A one-page guide for parents, after-school caregivers, or co-teachers. Plain English. No teaching experience required.


What we learned today

Your child can now name six colors in Arabic — anchored to things you'd see piled up at a souk (an open-air market):

Arabic Says Means Souk anchor
أَحمَر AH-mar red tomato (بَندورة)
أَصفَر AS-far yellow lemon (لَيمون)
أَخضَر AKH-dar green parsley (بَقدونِس)
أَزرَق AZ-raq blue the sky over the stalls
أَبيَض AB-yad white garlic (ثوم)
أَسوَد AS-wad black olives (زَيتون)
لَون LAWN color

They also met the letter ظ (Za) — one of the harder Arabic letters, with a deep, heavy sound that doesn't exist in English.


Why this matters

Colors are one of those word groups that pay you back every single day. Once your child has ahmar and akhdar in their pocket, they'll start labeling things on their own — the red car, the green light, the yellow school bus. That's the magic: vocabulary stops being a list and becomes a lens. By Friday, you'll hear them muttering colors at the fruit bowl. Promise.

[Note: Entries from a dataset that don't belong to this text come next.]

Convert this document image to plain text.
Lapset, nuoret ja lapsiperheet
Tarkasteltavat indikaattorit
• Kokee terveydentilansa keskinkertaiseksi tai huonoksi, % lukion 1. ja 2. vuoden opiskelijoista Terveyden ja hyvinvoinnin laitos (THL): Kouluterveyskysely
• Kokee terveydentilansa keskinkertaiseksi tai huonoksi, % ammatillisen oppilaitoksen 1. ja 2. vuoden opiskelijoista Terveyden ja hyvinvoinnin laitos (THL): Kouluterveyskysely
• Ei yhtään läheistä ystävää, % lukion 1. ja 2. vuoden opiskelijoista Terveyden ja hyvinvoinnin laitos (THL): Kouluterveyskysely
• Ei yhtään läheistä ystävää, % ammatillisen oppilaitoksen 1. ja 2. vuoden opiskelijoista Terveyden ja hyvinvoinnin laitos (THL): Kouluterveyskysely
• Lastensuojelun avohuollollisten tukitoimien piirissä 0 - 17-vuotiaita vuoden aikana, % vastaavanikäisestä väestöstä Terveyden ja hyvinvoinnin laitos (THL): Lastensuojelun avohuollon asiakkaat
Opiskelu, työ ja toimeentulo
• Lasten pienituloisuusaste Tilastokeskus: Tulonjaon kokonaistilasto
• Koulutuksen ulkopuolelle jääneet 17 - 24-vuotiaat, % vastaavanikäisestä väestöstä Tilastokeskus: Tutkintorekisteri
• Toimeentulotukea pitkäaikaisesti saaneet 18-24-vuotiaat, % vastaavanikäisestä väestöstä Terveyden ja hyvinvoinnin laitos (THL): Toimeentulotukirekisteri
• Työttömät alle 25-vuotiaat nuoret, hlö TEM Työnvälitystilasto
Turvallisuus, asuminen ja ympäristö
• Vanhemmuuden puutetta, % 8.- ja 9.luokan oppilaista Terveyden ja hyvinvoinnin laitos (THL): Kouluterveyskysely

The souk anchor matters too. We don't want colors floating in the abstract — we want them attached to real things from real Arabic-speaking life.


What to do this evening (3 minutes total)

You don't need to drill. Just do these three tiny things:

1. At dinner, point to something on the plate and ask:

"شو لَونُه؟" (Shu lawno? = "What color is it?")

Tomato? أَحمَر. Cucumber? أَخضَر. Let them answer. If they freeze, answer for them and move on.

2. On the way to brush teeth, play "color spy":

"I spy something أَزرَق…"

They guess. Then they pick a color and you guess.

3. Before bed, ask:

"شو لَونَك المُفَضَّل؟" (Shu lawnak el-mufaddal? = "What's your favorite color?")

They answer in Arabic. You answer in Arabic. Lights out.


What to do this week (5 minutes total)

Pick one of these:


If you don't know Arabic yourself

You've got this one. Colors are honestly the easiest unit to practice with zero Arabic background — they're concrete, they're everywhere, and there are only six.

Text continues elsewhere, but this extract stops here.